« Leçons de grec » de Han Kang: lire Platon et guérir
Entrer dans un roman de Han Kang c’est pousser la porte d’un monde dans lequel onirisme et poésie mènent la danse. Dans « La végétarienne » la romancière mettait en scène une femme qui au-delà de la simple toquade alimentaire rêvait de devenir une plante. Dans « Leçons de grec » cette obsession du végétal s’est déplacée du côté de la langue
Son héroïne souffre depuis l’enfance d’un mal étrange: régulièrement et sans qu’elle sache pourquoi, elle perd sa voix. Han Kang donnera bien sûr quelques indices comme le récent divorce de cette femme à qui la garde de son enfant n’a pas été confiée. Ou cette mère qui lorsqu’elle attendait sa fille aurait préféré ne pas mener sa grossesse à terme. Mais l’essentiel n’est pas là. Et la jeune femme aura beau consulter médecins et psychiatres, le mystère n’en demeurera pas moins entier. En réponses à toutes ces hypothèses une seule et même conclusion « Cela ne pouvait pas être aussi simple ». D’autant que lorsqu’elle perd sa voix, la jeune femme éprouve la plus grande difficulté à écrire. Lassée de ses démêlés avec l’idiome maternel, l’héroïne de Han Kang décide de s’atteler à une langue ancienne et s’inscrit à un cours de grec.
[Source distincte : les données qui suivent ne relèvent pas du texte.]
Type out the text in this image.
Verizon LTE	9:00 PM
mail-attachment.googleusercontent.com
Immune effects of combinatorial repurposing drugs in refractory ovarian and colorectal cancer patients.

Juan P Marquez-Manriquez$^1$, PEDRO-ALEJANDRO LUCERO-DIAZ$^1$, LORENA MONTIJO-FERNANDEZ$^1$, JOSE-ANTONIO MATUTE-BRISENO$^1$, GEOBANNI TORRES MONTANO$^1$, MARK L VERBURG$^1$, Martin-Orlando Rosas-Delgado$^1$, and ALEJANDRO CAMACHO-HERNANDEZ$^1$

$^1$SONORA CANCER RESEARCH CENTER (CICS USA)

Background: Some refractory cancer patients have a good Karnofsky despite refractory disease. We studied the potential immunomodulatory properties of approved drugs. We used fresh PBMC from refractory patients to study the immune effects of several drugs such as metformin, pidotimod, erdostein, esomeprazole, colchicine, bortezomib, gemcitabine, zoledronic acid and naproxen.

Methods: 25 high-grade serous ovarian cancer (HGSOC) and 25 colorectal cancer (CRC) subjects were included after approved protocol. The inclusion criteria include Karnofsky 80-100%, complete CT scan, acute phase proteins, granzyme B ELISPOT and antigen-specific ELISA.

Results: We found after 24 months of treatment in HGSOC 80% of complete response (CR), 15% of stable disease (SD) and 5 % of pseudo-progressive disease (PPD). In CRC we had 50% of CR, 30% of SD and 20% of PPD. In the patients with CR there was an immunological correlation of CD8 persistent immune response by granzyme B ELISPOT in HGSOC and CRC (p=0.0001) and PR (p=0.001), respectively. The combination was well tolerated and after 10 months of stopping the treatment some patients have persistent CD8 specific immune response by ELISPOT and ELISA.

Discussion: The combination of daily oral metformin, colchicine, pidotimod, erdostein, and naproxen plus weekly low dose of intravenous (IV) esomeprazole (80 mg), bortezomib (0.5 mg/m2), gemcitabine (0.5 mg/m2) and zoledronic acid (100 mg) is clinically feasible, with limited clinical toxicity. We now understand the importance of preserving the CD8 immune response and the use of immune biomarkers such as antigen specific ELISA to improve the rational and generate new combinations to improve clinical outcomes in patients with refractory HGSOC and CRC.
On ne dira jamais assez l’importance des langues dites mortes et plus encore de la fréquentation des textes fondateurs. Chaque semaine celle qui avait perdu la faculté de parler traduit La République de Platon sans se douter que la guérison se trouve au bout du chemin. « Vingt ans auparavant, elle n’aurait jamais imaginé qu’une langue étrangère et non la sienne puisse briser son mutisme. Si aujourd’hui elle apprend le grec ancien dans cet établissement privé, c’est qu’elle a envie de retrouver le langage par sa propre volonté ». Elle y parviendra, guidée par un professeur qui « savait lui aussi que le Beau n’existait pas. Que le Parfait n’existait jamais. Du moins en ce monde ». Souffrant d’une maladie contractée dans l’enfance, le jeune homme sait qu’il deviendra inévitablement aveugle. « Comme il s’agit d’une évolution progressive commencée longtemps auparavant, je n’ai plus besoin de m’y préparer. Les jours ensoleillés je me contente de passer l’après-midi dans ma ruelle, tel un prisonnier qui fait durer la cigarette qu’on lui a autorisée ». Le professeur finira par aborder la jeune fille mutique. Ces deux- là étaient fait pour se rencontrer telles les âmes sœurs imaginées par Platon dans Le Banquet.
Variation sur la langue, Leçons de grec est un roman d’une poésie rare. Un livre lumineux et bouleversant.